Moreover, the majority of Floridians (62%) oppose oil drilling in Florida’s coastal waters.  As a result of the oil spill, 26 percent changed their mind regarding offshore drilling in Florida, resulting in 23 percent of all Floridians now opposing offshore drilling, while three percent are now in favor of drilling.

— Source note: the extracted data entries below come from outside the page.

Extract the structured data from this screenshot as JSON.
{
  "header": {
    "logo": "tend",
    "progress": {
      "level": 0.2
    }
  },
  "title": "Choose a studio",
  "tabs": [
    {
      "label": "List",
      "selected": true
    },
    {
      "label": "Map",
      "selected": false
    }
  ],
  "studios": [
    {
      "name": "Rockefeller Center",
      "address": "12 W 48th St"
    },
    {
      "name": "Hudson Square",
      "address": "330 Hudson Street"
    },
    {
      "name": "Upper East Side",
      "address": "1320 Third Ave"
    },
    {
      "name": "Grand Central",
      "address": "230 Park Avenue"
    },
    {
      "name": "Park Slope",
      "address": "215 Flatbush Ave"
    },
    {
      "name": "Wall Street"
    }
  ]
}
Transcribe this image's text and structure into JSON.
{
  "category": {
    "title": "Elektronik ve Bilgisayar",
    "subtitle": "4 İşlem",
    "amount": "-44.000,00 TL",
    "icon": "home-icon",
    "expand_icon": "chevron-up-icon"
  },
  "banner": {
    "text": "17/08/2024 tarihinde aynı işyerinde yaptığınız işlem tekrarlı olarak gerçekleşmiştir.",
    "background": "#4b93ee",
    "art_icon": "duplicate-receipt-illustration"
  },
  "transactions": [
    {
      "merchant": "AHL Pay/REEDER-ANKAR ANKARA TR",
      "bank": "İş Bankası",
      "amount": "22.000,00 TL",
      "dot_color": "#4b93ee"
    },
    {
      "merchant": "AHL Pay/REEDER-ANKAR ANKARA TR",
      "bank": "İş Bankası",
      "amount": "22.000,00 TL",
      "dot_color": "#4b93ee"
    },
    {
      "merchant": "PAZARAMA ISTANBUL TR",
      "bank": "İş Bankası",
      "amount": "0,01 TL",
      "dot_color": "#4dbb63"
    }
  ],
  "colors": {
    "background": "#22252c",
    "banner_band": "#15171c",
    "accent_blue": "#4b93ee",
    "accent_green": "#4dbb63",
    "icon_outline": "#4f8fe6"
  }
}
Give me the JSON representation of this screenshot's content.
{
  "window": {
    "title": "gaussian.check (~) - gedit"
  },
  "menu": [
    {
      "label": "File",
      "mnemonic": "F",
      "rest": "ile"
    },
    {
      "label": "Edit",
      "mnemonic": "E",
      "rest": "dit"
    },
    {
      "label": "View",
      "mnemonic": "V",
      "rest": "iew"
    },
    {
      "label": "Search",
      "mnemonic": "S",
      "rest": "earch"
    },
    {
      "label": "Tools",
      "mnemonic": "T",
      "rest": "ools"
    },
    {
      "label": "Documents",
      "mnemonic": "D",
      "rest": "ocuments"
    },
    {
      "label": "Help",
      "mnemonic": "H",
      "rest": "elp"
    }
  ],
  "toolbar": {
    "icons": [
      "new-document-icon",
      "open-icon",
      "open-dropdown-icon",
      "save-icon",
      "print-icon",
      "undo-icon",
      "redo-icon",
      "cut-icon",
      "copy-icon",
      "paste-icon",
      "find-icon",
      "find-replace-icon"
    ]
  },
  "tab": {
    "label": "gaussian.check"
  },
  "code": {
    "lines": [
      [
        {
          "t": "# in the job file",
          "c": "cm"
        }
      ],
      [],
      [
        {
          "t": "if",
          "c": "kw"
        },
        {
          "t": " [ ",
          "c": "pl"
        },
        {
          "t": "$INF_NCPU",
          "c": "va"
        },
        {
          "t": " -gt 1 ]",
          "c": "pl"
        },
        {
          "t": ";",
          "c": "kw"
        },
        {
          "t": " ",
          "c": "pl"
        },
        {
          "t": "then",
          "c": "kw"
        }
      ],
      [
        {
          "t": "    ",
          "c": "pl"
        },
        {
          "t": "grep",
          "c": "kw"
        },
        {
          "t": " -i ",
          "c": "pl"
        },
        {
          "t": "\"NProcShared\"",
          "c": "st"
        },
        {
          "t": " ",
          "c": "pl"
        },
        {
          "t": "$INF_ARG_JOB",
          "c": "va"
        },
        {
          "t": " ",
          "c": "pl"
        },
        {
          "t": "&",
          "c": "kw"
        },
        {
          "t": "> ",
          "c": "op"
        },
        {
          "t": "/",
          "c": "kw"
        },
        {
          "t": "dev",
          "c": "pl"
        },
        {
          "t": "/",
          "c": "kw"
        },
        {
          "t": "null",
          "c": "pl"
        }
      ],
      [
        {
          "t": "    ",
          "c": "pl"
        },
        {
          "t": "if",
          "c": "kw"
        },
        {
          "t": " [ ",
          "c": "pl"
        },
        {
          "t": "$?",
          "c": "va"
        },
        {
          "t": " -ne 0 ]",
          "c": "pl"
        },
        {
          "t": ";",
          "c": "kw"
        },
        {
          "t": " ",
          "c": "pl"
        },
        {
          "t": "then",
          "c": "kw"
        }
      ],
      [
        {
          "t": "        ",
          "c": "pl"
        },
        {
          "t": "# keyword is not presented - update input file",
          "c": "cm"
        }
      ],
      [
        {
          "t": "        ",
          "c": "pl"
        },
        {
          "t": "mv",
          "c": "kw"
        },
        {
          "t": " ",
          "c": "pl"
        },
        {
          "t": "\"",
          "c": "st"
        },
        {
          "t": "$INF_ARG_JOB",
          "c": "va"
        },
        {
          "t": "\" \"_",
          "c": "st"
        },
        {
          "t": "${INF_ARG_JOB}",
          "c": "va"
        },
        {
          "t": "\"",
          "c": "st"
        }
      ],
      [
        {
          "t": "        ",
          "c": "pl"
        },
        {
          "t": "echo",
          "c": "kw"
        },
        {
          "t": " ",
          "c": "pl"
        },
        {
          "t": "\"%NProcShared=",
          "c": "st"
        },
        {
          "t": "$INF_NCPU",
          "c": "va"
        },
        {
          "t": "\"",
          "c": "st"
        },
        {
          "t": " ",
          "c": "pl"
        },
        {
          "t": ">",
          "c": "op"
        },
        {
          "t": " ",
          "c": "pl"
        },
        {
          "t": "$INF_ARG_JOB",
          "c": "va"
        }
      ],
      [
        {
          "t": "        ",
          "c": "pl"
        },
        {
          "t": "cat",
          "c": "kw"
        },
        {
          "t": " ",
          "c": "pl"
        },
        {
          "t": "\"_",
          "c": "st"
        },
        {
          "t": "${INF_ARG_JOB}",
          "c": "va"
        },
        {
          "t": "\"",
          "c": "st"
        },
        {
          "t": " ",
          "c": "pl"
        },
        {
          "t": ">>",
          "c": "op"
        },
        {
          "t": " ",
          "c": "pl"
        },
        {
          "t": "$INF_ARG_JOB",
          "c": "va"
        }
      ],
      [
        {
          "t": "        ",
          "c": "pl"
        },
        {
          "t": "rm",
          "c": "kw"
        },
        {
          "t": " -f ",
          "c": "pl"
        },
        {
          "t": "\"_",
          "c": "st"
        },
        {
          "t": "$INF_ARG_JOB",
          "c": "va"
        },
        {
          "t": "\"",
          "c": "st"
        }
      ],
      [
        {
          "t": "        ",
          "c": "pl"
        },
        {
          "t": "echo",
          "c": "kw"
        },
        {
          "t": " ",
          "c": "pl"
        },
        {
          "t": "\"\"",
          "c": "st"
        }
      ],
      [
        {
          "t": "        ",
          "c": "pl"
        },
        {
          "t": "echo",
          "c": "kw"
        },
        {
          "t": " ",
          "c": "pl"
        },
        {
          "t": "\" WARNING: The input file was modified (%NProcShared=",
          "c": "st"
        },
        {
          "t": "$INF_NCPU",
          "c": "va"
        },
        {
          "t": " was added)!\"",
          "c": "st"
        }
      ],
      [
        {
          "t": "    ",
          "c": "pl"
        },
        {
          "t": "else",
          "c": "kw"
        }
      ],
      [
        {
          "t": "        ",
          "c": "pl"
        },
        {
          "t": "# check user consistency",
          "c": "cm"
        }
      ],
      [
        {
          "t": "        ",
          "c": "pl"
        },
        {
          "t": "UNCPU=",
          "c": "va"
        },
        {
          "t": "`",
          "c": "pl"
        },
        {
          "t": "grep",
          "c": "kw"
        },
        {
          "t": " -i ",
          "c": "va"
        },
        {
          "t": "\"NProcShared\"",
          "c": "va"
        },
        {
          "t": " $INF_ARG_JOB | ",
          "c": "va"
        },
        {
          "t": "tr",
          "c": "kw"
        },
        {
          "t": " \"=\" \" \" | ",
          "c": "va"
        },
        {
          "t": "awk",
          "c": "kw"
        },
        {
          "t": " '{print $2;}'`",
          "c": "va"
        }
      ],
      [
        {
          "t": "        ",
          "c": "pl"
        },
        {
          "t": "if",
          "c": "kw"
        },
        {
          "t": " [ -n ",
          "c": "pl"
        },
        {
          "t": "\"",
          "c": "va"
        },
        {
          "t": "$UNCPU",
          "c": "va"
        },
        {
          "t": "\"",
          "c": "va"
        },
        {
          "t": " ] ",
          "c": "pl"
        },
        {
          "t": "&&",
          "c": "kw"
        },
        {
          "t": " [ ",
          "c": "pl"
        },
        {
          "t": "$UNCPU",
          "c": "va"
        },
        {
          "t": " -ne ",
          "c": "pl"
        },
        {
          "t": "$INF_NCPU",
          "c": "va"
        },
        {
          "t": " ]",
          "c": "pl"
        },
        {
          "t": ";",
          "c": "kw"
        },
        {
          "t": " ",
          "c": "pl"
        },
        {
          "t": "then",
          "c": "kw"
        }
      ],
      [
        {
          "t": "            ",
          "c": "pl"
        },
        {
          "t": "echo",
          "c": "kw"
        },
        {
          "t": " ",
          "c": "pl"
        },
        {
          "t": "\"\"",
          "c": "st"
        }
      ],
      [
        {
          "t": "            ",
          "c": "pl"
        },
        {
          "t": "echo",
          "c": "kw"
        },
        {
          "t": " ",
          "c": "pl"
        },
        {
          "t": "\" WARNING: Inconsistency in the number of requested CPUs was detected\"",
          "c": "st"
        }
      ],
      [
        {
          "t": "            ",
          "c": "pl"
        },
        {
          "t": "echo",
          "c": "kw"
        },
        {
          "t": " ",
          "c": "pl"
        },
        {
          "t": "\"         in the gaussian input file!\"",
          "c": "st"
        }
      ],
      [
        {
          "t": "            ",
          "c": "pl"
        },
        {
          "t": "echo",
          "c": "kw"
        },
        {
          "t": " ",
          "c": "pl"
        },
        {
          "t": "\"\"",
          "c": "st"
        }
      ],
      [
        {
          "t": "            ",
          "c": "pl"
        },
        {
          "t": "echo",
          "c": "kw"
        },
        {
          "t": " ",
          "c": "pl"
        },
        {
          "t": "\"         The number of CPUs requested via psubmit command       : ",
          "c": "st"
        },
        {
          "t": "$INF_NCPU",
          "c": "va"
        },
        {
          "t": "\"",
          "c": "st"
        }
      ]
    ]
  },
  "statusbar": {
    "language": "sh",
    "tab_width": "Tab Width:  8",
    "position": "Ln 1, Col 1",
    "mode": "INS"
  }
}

More than half (57%) still favor an amendment to the Florida Constitution to ban drilling off the coast of Florida.

 Other Key Information:

  • Concern about future recreational fishing in the Gulf of Mexico: 13 percent not concerned, 40 percent somewhat concerned, 47 percent very concerned
  • Concern about long-term water quality for swimming in the Gulf of Mexico: 9 percent not concerned, 29 percent somewhat concerned, 63 percent very concerned
  • Concern about future attractiveness of beach sand on Gulf of Mexico beaches: 11 percent not concerned, 29 percent somewhat concerned, 60 percent very concerned
  • Impact of oil spill: One in six Floridians (16%) say they or someone they personally know has been directly impacted as a result of the oil spill, significantly higher among Panhandle residents (62%).
  • Quit going to BP gas station as a result of oil spill: 26 percent "yes", 49 percent "no", 25 percent "N/A-never visited a BP gas station before the oil spill
  • Willingness to volunteer for clean-up efforts in a future disaster such as another oil spill or hurricane: 63 percent willing, 28 percent unsure, 10 percent unwilling 

The AAA Consumer Pulse™ survey was conducted online among 500 Florida residents from August 11-24. The survey has a maximum margin of error of +/- 4.4 percentage points. The subset of 121 Florida Panhandle residents (Pensacola, Panama City, Tallahassee) has a maximum margin of error of plus/minus 8.9 percentage points.

AAA Auto Club South is the third largest affiliate of AAA, with 78 branch offices serving more than 4.1 million members in Florida, Georgia, Middle/West Tennessee, and Puerto Rico. Since its founding in 1938, AAA Auto Club South has worked to protect and advance freedom of mobility and improve travel safety.